I touched her essence to Peggy’s. Andas was already attached to me.
Peggy sent a pang of her power into me. “I see a future with Orlaith that benefits both of you but the purity of your friendship will never return.”
Vague…Hopeful. Hurtful.
“Hold on,” I said to Peggy and Andas. “This could hurt. I’ve never done it before.”
“Fuck,” Andas mumbled.
I’d entered Sigella’s essence to take over her body and open a portal, and I’d invited the naga king into my body also, but I’d never created a portal inside of someone’s essence to physically move through a person. What could go wrong?
I seized Orlaith’s essence and pushed myself, Andas, and Peggy inside of it. I’d only have seconds. One being was not meant to hold so many, especially not Balance, Unbalance, and a Pegasus. Plus a half-kelpie and half-pegasus foal.
I opened a portal in her essence to the scale realm, then forced our bodies through the other side.
Toward a dangerous being more powerful than myself.
I stumbled into the scale realm and managed to steady myself against Peggy.
Andas glanced at me and exhaled in a way that suggested he’d doubted my ability and was quite shaken.
Chuckling sounded, and I blinked through the spinning in my head to focus on Keefe sitting on a jutting rock, swinging his legs. Orlaith rested unconscious in his arms, overwhelmed by having Balance, Unbalance, and a Pegasus forced through a portal within her. Her essence was all over the place, obliterated. I’d taken too long to move us through, but she was salvageable yet.
Andas circled away from me and Peggy.
Keefe kept us both in his gleeful sights, amusement putting a wry twist on his lips. “I wondered when you would team up. How convenient for me.”
I hadn’t been sure how I’d convince Keefe to drink Sigella’s tea. But from the way he cradled Orlaith in his arms…even though he was chuckling and smiling…

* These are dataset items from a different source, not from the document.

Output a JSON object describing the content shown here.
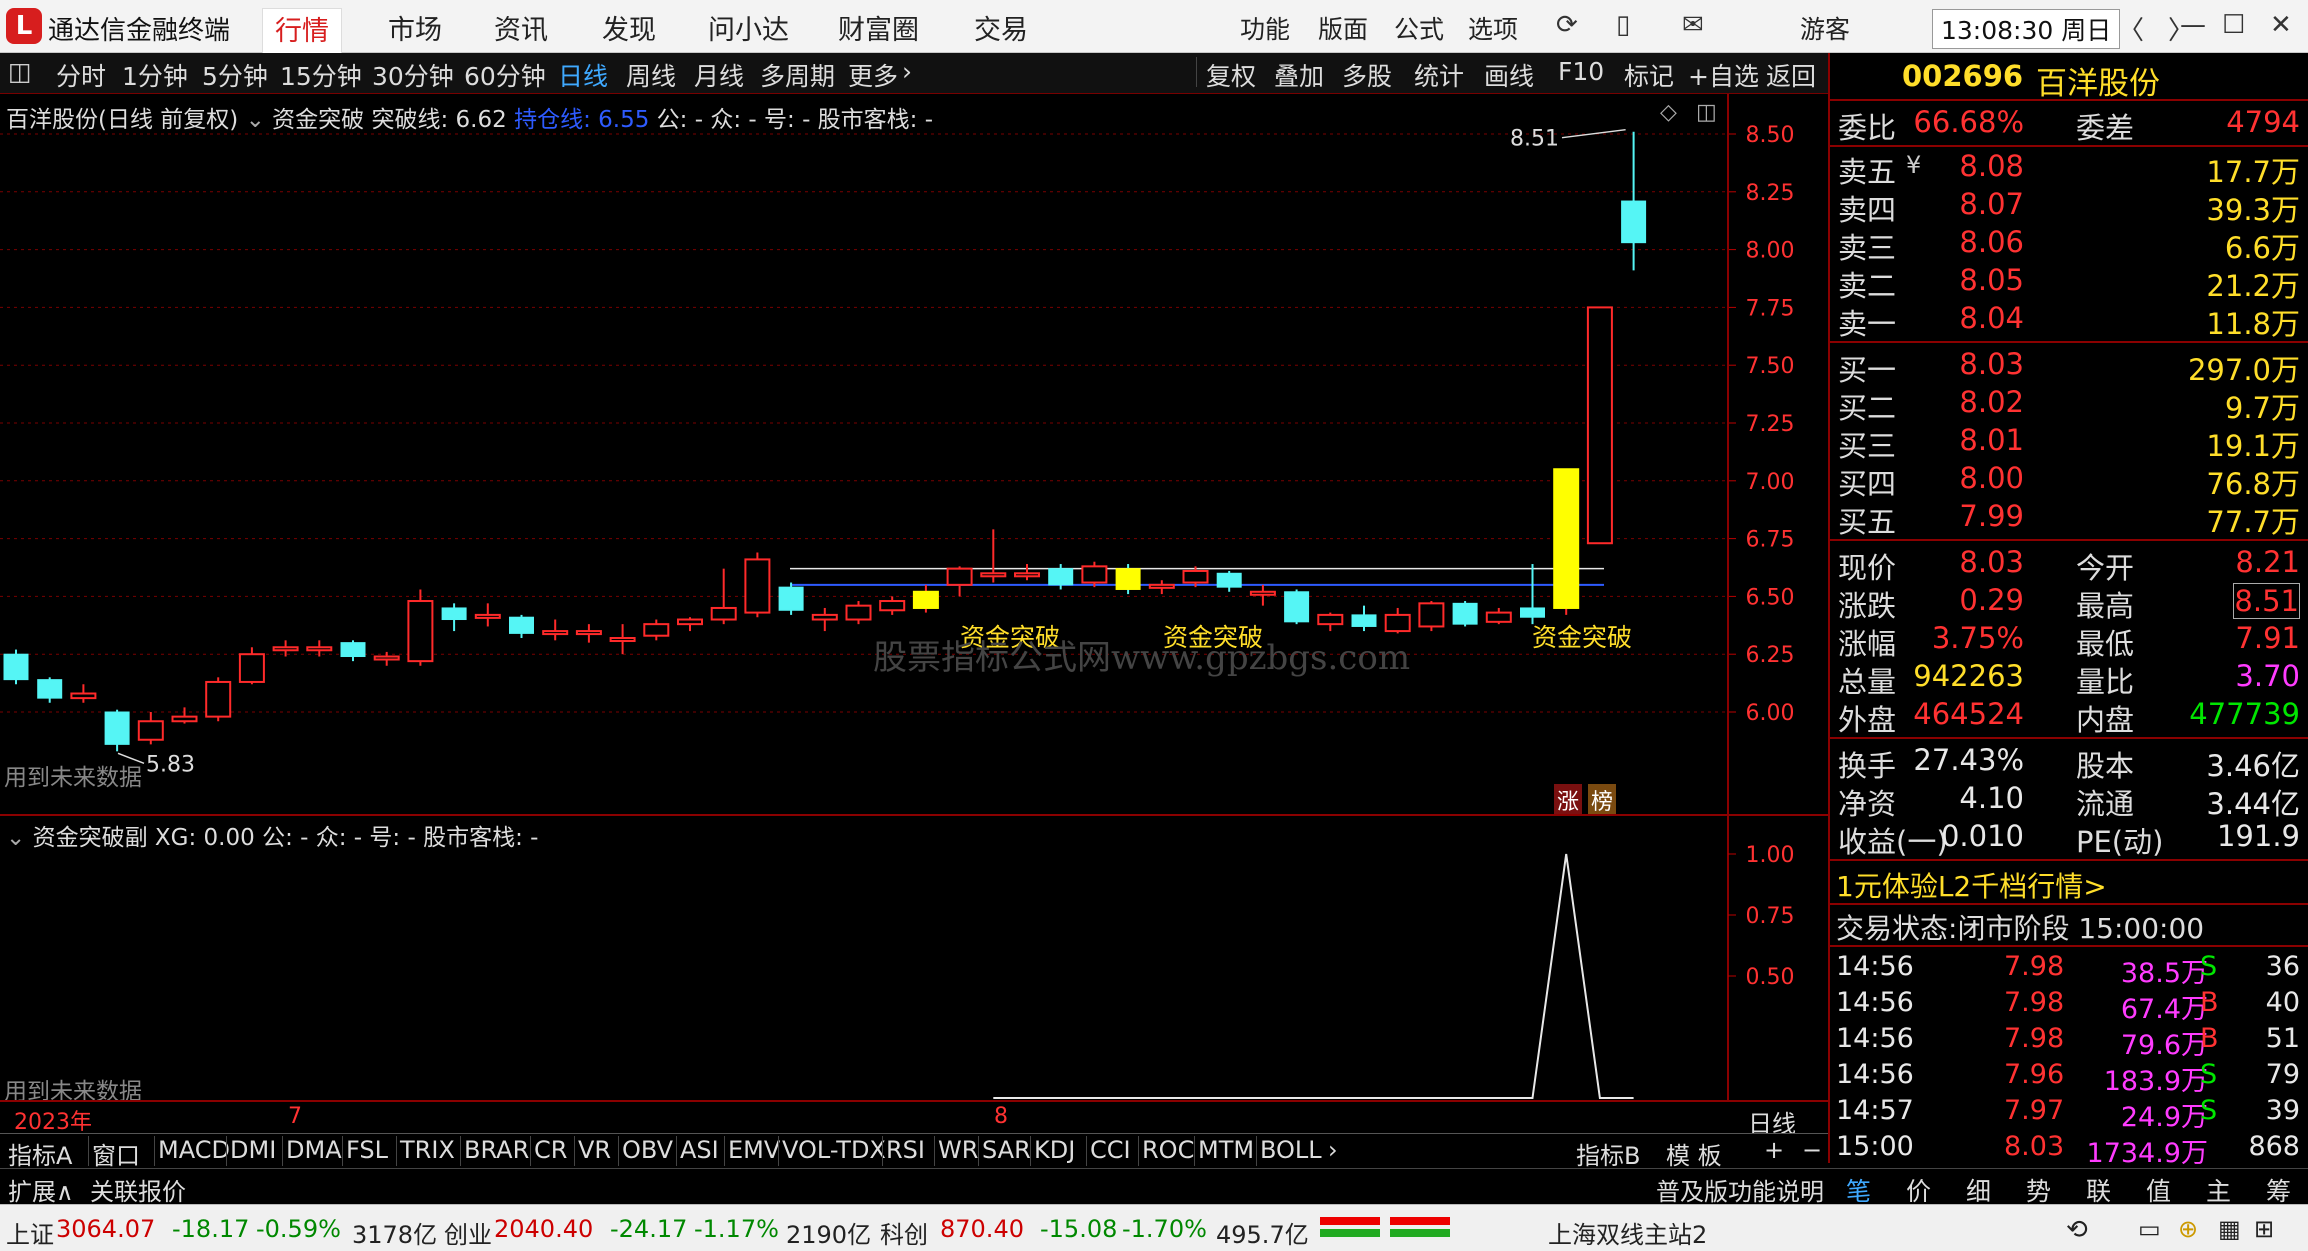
{
  "app": {
    "name": "通达信金融终端",
    "nav_tabs": [
      "行情",
      "市场",
      "资讯",
      "发现",
      "问小达",
      "财富圈",
      "交易"
    ],
    "right_menu": [
      "功能",
      "版面",
      "公式",
      "选项"
    ],
    "user": "游客",
    "clock": "13:08:30 周日"
  },
  "toolbar": {
    "periods": [
      "分时",
      "1分钟",
      "5分钟",
      "15分钟",
      "30分钟",
      "60分钟",
      "日线",
      "周线",
      "月线",
      "多周期",
      "更多"
    ],
    "active_period": "日线",
    "actions": [
      "复权",
      "叠加",
      "多股",
      "统计",
      "画线",
      "F10",
      "标记",
      "+自选",
      "返回"
    ]
  },
  "main_chart": {
    "header_stock": "百洋股份(日线 前复权)",
    "header_indicator": "资金突破",
    "header_breakout": "突破线: 6.62",
    "header_hold": "持仓线: 6.55",
    "header_tail": "公: - 众: - 号: - 股市客栈: -",
    "future_note": "用到未来数据",
    "high_label": "8.51",
    "low_label": "5.83",
    "signal_label": "资金突破",
    "watermark": "股票指标公式网www.gpzbgs.com",
    "badge_zhang": "涨",
    "badge_bang": "榜"
  },
  "chart_data": [
    {
      "type": "candlestick",
      "yticks": [
        "8.50",
        "8.25",
        "8.00",
        "7.75",
        "7.50",
        "7.25",
        "7.00",
        "6.75",
        "6.50",
        "6.25",
        "6.00"
      ],
      "ylim": [
        5.83,
        8.51
      ],
      "breakout_line": 6.62,
      "hold_line": 6.55,
      "candles": [
        {
          "o": 6.25,
          "c": 6.14,
          "h": 6.27,
          "l": 6.12
        },
        {
          "o": 6.14,
          "c": 6.06,
          "h": 6.15,
          "l": 6.04
        },
        {
          "o": 6.06,
          "c": 6.08,
          "h": 6.12,
          "l": 6.04
        },
        {
          "o": 6.0,
          "c": 5.86,
          "h": 6.01,
          "l": 5.83
        },
        {
          "o": 5.88,
          "c": 5.96,
          "h": 6.0,
          "l": 5.86
        },
        {
          "o": 5.96,
          "c": 5.98,
          "h": 6.02,
          "l": 5.95
        },
        {
          "o": 5.98,
          "c": 6.13,
          "h": 6.15,
          "l": 5.96
        },
        {
          "o": 6.13,
          "c": 6.25,
          "h": 6.28,
          "l": 6.12
        },
        {
          "o": 6.27,
          "c": 6.28,
          "h": 6.31,
          "l": 6.24
        },
        {
          "o": 6.27,
          "c": 6.28,
          "h": 6.31,
          "l": 6.24
        },
        {
          "o": 6.3,
          "c": 6.24,
          "h": 6.31,
          "l": 6.22
        },
        {
          "o": 6.23,
          "c": 6.24,
          "h": 6.26,
          "l": 6.2
        },
        {
          "o": 6.22,
          "c": 6.48,
          "h": 6.53,
          "l": 6.2
        },
        {
          "o": 6.45,
          "c": 6.4,
          "h": 6.47,
          "l": 6.35
        },
        {
          "o": 6.41,
          "c": 6.42,
          "h": 6.47,
          "l": 6.37
        },
        {
          "o": 6.41,
          "c": 6.34,
          "h": 6.42,
          "l": 6.32
        },
        {
          "o": 6.34,
          "c": 6.35,
          "h": 6.4,
          "l": 6.31
        },
        {
          "o": 6.34,
          "c": 6.35,
          "h": 6.38,
          "l": 6.3
        },
        {
          "o": 6.31,
          "c": 6.32,
          "h": 6.38,
          "l": 6.25
        },
        {
          "o": 6.33,
          "c": 6.38,
          "h": 6.4,
          "l": 6.31
        },
        {
          "o": 6.38,
          "c": 6.4,
          "h": 6.41,
          "l": 6.35
        },
        {
          "o": 6.4,
          "c": 6.45,
          "h": 6.62,
          "l": 6.38
        },
        {
          "o": 6.43,
          "c": 6.66,
          "h": 6.69,
          "l": 6.41
        },
        {
          "o": 6.54,
          "c": 6.44,
          "h": 6.56,
          "l": 6.42
        },
        {
          "o": 6.4,
          "c": 6.42,
          "h": 6.45,
          "l": 6.35
        },
        {
          "o": 6.4,
          "c": 6.46,
          "h": 6.48,
          "l": 6.38
        },
        {
          "o": 6.44,
          "c": 6.48,
          "h": 6.5,
          "l": 6.42
        },
        {
          "o": 6.45,
          "c": 6.52,
          "h": 6.55,
          "l": 6.43
        },
        {
          "o": 6.55,
          "c": 6.62,
          "h": 6.63,
          "l": 6.5
        },
        {
          "o": 6.6,
          "c": 6.6,
          "h": 6.79,
          "l": 6.56
        },
        {
          "o": 6.59,
          "c": 6.6,
          "h": 6.64,
          "l": 6.57
        },
        {
          "o": 6.62,
          "c": 6.55,
          "h": 6.64,
          "l": 6.53
        },
        {
          "o": 6.56,
          "c": 6.63,
          "h": 6.65,
          "l": 6.54
        },
        {
          "o": 6.62,
          "c": 6.53,
          "h": 6.64,
          "l": 6.51
        },
        {
          "o": 6.55,
          "c": 6.55,
          "h": 6.57,
          "l": 6.51
        },
        {
          "o": 6.56,
          "c": 6.61,
          "h": 6.63,
          "l": 6.54
        },
        {
          "o": 6.6,
          "c": 6.54,
          "h": 6.61,
          "l": 6.52
        },
        {
          "o": 6.52,
          "c": 6.52,
          "h": 6.55,
          "l": 6.46
        },
        {
          "o": 6.52,
          "c": 6.39,
          "h": 6.53,
          "l": 6.38
        },
        {
          "o": 6.38,
          "c": 6.42,
          "h": 6.43,
          "l": 6.35
        },
        {
          "o": 6.42,
          "c": 6.37,
          "h": 6.46,
          "l": 6.35
        },
        {
          "o": 6.35,
          "c": 6.42,
          "h": 6.45,
          "l": 6.34
        },
        {
          "o": 6.37,
          "c": 6.47,
          "h": 6.48,
          "l": 6.35
        },
        {
          "o": 6.47,
          "c": 6.38,
          "h": 6.48,
          "l": 6.37
        },
        {
          "o": 6.39,
          "c": 6.43,
          "h": 6.45,
          "l": 6.38
        },
        {
          "o": 6.45,
          "c": 6.41,
          "h": 6.64,
          "l": 6.38
        },
        {
          "o": 6.45,
          "c": 7.05,
          "h": 7.05,
          "l": 6.42
        },
        {
          "o": 6.73,
          "c": 7.75,
          "h": 7.75,
          "l": 6.73
        },
        {
          "o": 8.21,
          "c": 8.03,
          "h": 8.51,
          "l": 7.91
        }
      ],
      "signals": [
        27,
        33,
        46
      ]
    },
    {
      "type": "line",
      "yticks": [
        "1.00",
        "0.75",
        "0.50"
      ],
      "ylim": [
        0,
        1
      ],
      "values": [
        0,
        0,
        0,
        0,
        0,
        0,
        0,
        0,
        0,
        0,
        0,
        0,
        0,
        0,
        0,
        0,
        0,
        0,
        0,
        0,
        0,
        0,
        0,
        0,
        0,
        0,
        0,
        0,
        0,
        0,
        0,
        0,
        0,
        0,
        0,
        0,
        0,
        0,
        0,
        0,
        0,
        0,
        0,
        0,
        0,
        0,
        1,
        0,
        0
      ],
      "start_index": 29
    }
  ],
  "sub_chart": {
    "header": "资金突破副 XG: 0.00 公: - 众: - 号: - 股市客栈: -",
    "future_note": "用到未来数据",
    "x_labels": [
      "2023年",
      "7",
      "8"
    ],
    "period_label": "日线"
  },
  "indicator_bar": {
    "label_a": "指标A",
    "items": [
      "窗口",
      "MACD",
      "DMI",
      "DMA",
      "FSL",
      "TRIX",
      "BRAR",
      "CR",
      "VR",
      "OBV",
      "ASI",
      "EMV",
      "VOL-TDX",
      "RSI",
      "WR",
      "SAR",
      "KDJ",
      "CCI",
      "ROC",
      "MTM",
      "BOLL"
    ],
    "label_b": "指标B",
    "mode": "模 板"
  },
  "ext_bar": {
    "items": [
      "扩展∧",
      "关联报价"
    ],
    "help": "普及版功能说明"
  },
  "quote": {
    "code": "002696",
    "name": "百洋股份",
    "weibi_label": "委比",
    "weibi": "66.68%",
    "weicha_label": "委差",
    "weicha": "4794",
    "asks": [
      {
        "label": "卖五",
        "price": "8.08",
        "vol": "17.7万"
      },
      {
        "label": "卖四",
        "price": "8.07",
        "vol": "39.3万"
      },
      {
        "label": "卖三",
        "price": "8.06",
        "vol": "6.6万"
      },
      {
        "label": "卖二",
        "price": "8.05",
        "vol": "21.2万"
      },
      {
        "label": "卖一",
        "price": "8.04",
        "vol": "11.8万"
      }
    ],
    "bids": [
      {
        "label": "买一",
        "price": "8.03",
        "vol": "297.0万"
      },
      {
        "label": "买二",
        "price": "8.02",
        "vol": "9.7万"
      },
      {
        "label": "买三",
        "price": "8.01",
        "vol": "19.1万"
      },
      {
        "label": "买四",
        "price": "8.00",
        "vol": "76.8万"
      },
      {
        "label": "买五",
        "price": "7.99",
        "vol": "77.7万"
      }
    ],
    "stats": [
      {
        "l1": "现价",
        "v1": "8.03",
        "l2": "今开",
        "v2": "8.21",
        "c1": "red",
        "c2": "red"
      },
      {
        "l1": "涨跌",
        "v1": "0.29",
        "l2": "最高",
        "v2": "8.51",
        "c1": "red",
        "c2": "red"
      },
      {
        "l1": "涨幅",
        "v1": "3.75%",
        "l2": "最低",
        "v2": "7.91",
        "c1": "red",
        "c2": "red"
      },
      {
        "l1": "总量",
        "v1": "942263",
        "l2": "量比",
        "v2": "3.70",
        "c1": "yel",
        "c2": "mag"
      },
      {
        "l1": "外盘",
        "v1": "464524",
        "l2": "内盘",
        "v2": "477739",
        "c1": "red",
        "c2": "grn"
      }
    ],
    "stats2": [
      {
        "l1": "换手",
        "v1": "27.43%",
        "l2": "股本",
        "v2": "3.46亿"
      },
      {
        "l1": "净资",
        "v1": "4.10",
        "l2": "流通",
        "v2": "3.44亿"
      },
      {
        "l1": "收益(一)",
        "v1": "0.010",
        "l2": "PE(动)",
        "v2": "191.9"
      }
    ],
    "promo": "1元体验L2千档行情>",
    "status_label": "交易状态:",
    "status_value": "闭市阶段 15:00:00",
    "ticks": [
      {
        "t": "14:56",
        "p": "7.98",
        "v": "38.5万",
        "d": "S",
        "n": "36"
      },
      {
        "t": "14:56",
        "p": "7.98",
        "v": "67.4万",
        "d": "B",
        "n": "40"
      },
      {
        "t": "14:56",
        "p": "7.98",
        "v": "79.6万",
        "d": "B",
        "n": "51"
      },
      {
        "t": "14:56",
        "p": "7.96",
        "v": "183.9万",
        "d": "S",
        "n": "79"
      },
      {
        "t": "14:57",
        "p": "7.97",
        "v": "24.9万",
        "d": "S",
        "n": "39"
      },
      {
        "t": "15:00",
        "p": "8.03",
        "v": "1734.9万",
        "d": "",
        "n": "868"
      }
    ],
    "tabs": [
      "笔",
      "价",
      "细",
      "势",
      "联",
      "值",
      "主",
      "筹"
    ]
  },
  "status_bar": {
    "sh_label": "上证",
    "sh_val": "3064.07",
    "sh_chg": "-18.17",
    "sh_pct": "-0.59%",
    "sh_amt": "3178亿",
    "cy_label": "创业",
    "cy_val": "2040.40",
    "cy_chg": "-24.17",
    "cy_pct": "-1.17%",
    "cy_amt": "2190亿",
    "kc_label": "科创",
    "kc_val": "870.40",
    "kc_chg": "-15.08",
    "kc_pct": "-1.70%",
    "kc_amt": "495.7亿",
    "server": "上海双线主站2"
  }
}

What had worked for Gaia could surely work again. His glee could just be a show, but Orlaith’s obliterated essence might work in our favor.
I tightened my hold on the connection that still existed between me and Orlaith. I drew all one million specks of her essence into my grip.
Then, ignoring the pleading of my heart, I began to strangle her essence.
Orlaith thrashed in Keefe’s arms, foam appearing at her mouth.
Keefe stopped chuckling.
“I hold her existence in my hands,” I told him, though he already knew.
Andas stopped opposite me and crossed his arms. “I suggest you listen to her. She’ll hound you until you do.”
Yes, I fucking would.
I held up the teapot. “Let’s have a drink.”
“Wine,” Keefe said on a breathless exhale. “Sigella’s wine.”
Huh. I’d missed that.
Then again, I supposed tea wouldn’t have appealed to the god of intoxication.